A bipartisan working group dubbed the “Budgeteer” group proposed the package for $5.4 billion in new revenue and sent it to the leaders on Wednesday.
Gov. Bruce Rauner said he is generally “cheering” the group’s work, but a top Republican leader cautioned that they are not “anywhere close to a deal.”
Illinois Budget Director Tim Nuding has been part of the talks, and has given Rauner some of the revenue numbers.
The Republican governor on Thursday said he is eager to see the final recommendations.
“I don’t want to get in front of any specific idea yet or comment because it’s a little dangerous to take one proposal out of context,” Rauner said at an early childhood development center in Springfield.
“This is going to be a grand, fairly fulsome compromise and virtually, we’ll know we’re at a good place where everybody involved is not particularly happy with the outcome but they are happy with certain elements of the outcome. Because that’s the political process, that’s the definition of a grand bargain.”
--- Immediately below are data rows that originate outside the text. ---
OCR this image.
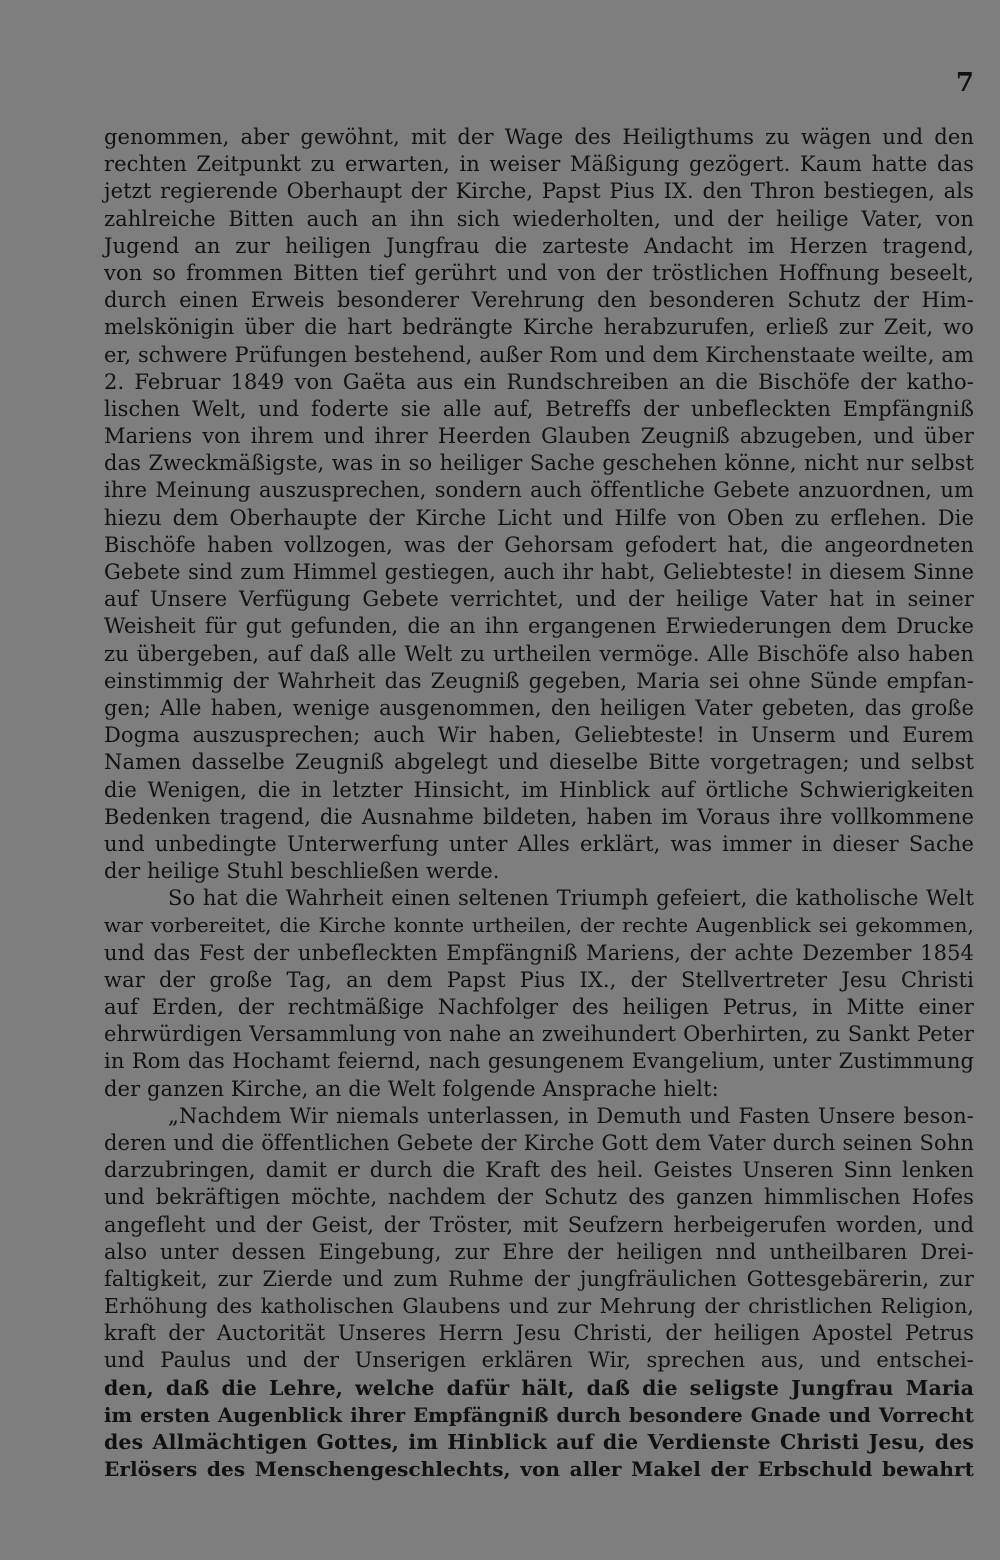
7
genommen, aber gewöhnt, mit der Wage des Heiligthums zu wägen und den
rechten Zeitpunkt zu erwarten, in weiser Mäßigung gezögert. Kaum hatte das
jetzt regierende Oberhaupt der Kirche, Papst Pius IX. den Thron bestiegen, als
zahlreiche Bitten auch an ihn sich wiederholten, und der heilige Vater, von
Jugend an zur heiligen Jungfrau die zarteste Andacht im Herzen tragend,
von so frommen Bitten tief gerührt und von der tröstlichen Hoffnung beseelt,
durch einen Erweis besonderer Verehrung den besonderen Schutz der Him-
melskönigin über die hart bedrängte Kirche herabzurufen, erließ zur Zeit, wo
er, schwere Prüfungen bestehend, außer Rom und dem Kirchenstaate weilte, am
2. Februar 1849 von Gaëta aus ein Rundschreiben an die Bischöfe der katho-
lischen Welt, und foderte sie alle auf, Betreffs der unbefleckten Empfängniß
Mariens von ihrem und ihrer Heerden Glauben Zeugniß abzugeben, und über
das Zweckmäßigste, was in so heiliger Sache geschehen könne, nicht nur selbst
ihre Meinung auszusprechen, sondern auch öffentliche Gebete anzuordnen, um
hiezu dem Oberhaupte der Kirche Licht und Hilfe von Oben zu erflehen. Die
Bischöfe haben vollzogen, was der Gehorsam gefodert hat, die angeordneten
Gebete sind zum Himmel gestiegen, auch ihr habt, Geliebteste! in diesem Sinne
auf Unsere Verfügung Gebete verrichtet, und der heilige Vater hat in seiner
Weisheit für gut gefunden, die an ihn ergangenen Erwiederungen dem Drucke
zu übergeben, auf daß alle Welt zu urtheilen vermöge. Alle Bischöfe also haben
einstimmig der Wahrheit das Zeugniß gegeben, Maria sei ohne Sünde empfan-
gen; Alle haben, wenige ausgenommen, den heiligen Vater gebeten, das große
Dogma auszusprechen; auch Wir haben, Geliebteste! in Unserm und Eurem
Namen dasselbe Zeugniß abgelegt und dieselbe Bitte vorgetragen; und selbst
die Wenigen, die in letzter Hinsicht, im Hinblick auf örtliche Schwierigkeiten
Bedenken tragend, die Ausnahme bildeten, haben im Voraus ihre vollkommene
und unbedingte Unterwerfung unter Alles erklärt, was immer in dieser Sache
der heilige Stuhl beschließen werde.
So hat die Wahrheit einen seltenen Triumph gefeiert, die katholische Welt
war vorbereitet, die Kirche konnte urtheilen, der rechte Augenblick sei gekommen,
und das Fest der unbefleckten Empfängniß Mariens, der achte Dezember 1854
war der große Tag, an dem Papst Pius IX., der Stellvertreter Jesu Christi
auf Erden, der rechtmäßige Nachfolger des heiligen Petrus, in Mitte einer
ehrwürdigen Versammlung von nahe an zweihundert Oberhirten, zu Sankt Peter
in Rom das Hochamt feiernd, nach gesungenem Evangelium, unter Zustimmung
der ganzen Kirche, an die Welt folgende Ansprache hielt:
„Nachdem Wir niemals unterlassen, in Demuth und Fasten Unsere beson-
deren und die öffentlichen Gebete der Kirche Gott dem Vater durch seinen Sohn
darzubringen, damit er durch die Kraft des heil. Geistes Unseren Sinn lenken
und bekräftigen möchte, nachdem der Schutz des ganzen himmlischen Hofes
angefleht und der Geist, der Tröster, mit Seufzern herbeigerufen worden, und
also unter dessen Eingebung, zur Ehre der heiligen nnd untheilbaren Drei-
faltigkeit, zur Zierde und zum Ruhme der jungfräulichen Gottesgebärerin, zur
Erhöhung des katholischen Glaubens und zur Mehrung der christlichen Religion,
kraft der Auctorität Unseres Herrn Jesu Christi, der heiligen Apostel Petrus
und Paulus und der Unserigen erklären Wir, sprechen aus, und entschei-
den, daß die Lehre, welche dafür hält, daß die seligste Jungfrau Maria
im ersten Augenblick ihrer Empfängniß durch besondere Gnade und Vorrecht
des Allmächtigen Gottes, im Hinblick auf die Verdienste Christi Jesu, des
Erlösers des Menschengeschlechts, von aller Makel der Erbschuld bewahrt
The recommendations include raising the personal income tax from 3.75 percent to between 4.5 percent and 4.75 percent, sources said. The proposal also includes an expansion of the sales tax to some services and getting rid of certain corporate tax breaks.
The package provides for $2.5 billion in cuts, including $450 million in debt forgiveness to the state and $400 million in cuts to Medicaid. About $300 million of that Medicaid cut could be recouped through the federal government, sources said. Another $100 million could be recovered through procurement reform.
None of the recommendations are items from Rauner’s Turnaround Agenda — a largely anti-union, pro-business list of reforms that Illinois House Speaker Mike Madigan has been fighting since last year. So it’s unclear whether Rauner and the state’s GOP lawmakers will agree to it.
House Republican Leader Jim Durkin said he’s received the recommendations but will more carefully review them over the weekend with his staff. He cautioned that it’s too early to call it a “deal.”
“I’m hesitant to suggest this is a framework. It is something to work off of and to discuss. I look at this as some progress but it is still a long way to go,” Durkin said.
He said the proposal must include “common sense reforms.”
“I’m pleased that at least there’s some progress being made but I’m not going to say that we’re anywhere close to a deal,” Durkin said.
A separate bipartisan working group is focusing on reforms, and it has made progress on three main issues: workers compensation reform, a property tax freeze and procurement reform. That group has been focused solely on reforms but has not yet issued its recommendations, sources said.
Madigan earlier this week warned that the working groups shouldn’t get bogged down with Rauner’s personal agenda.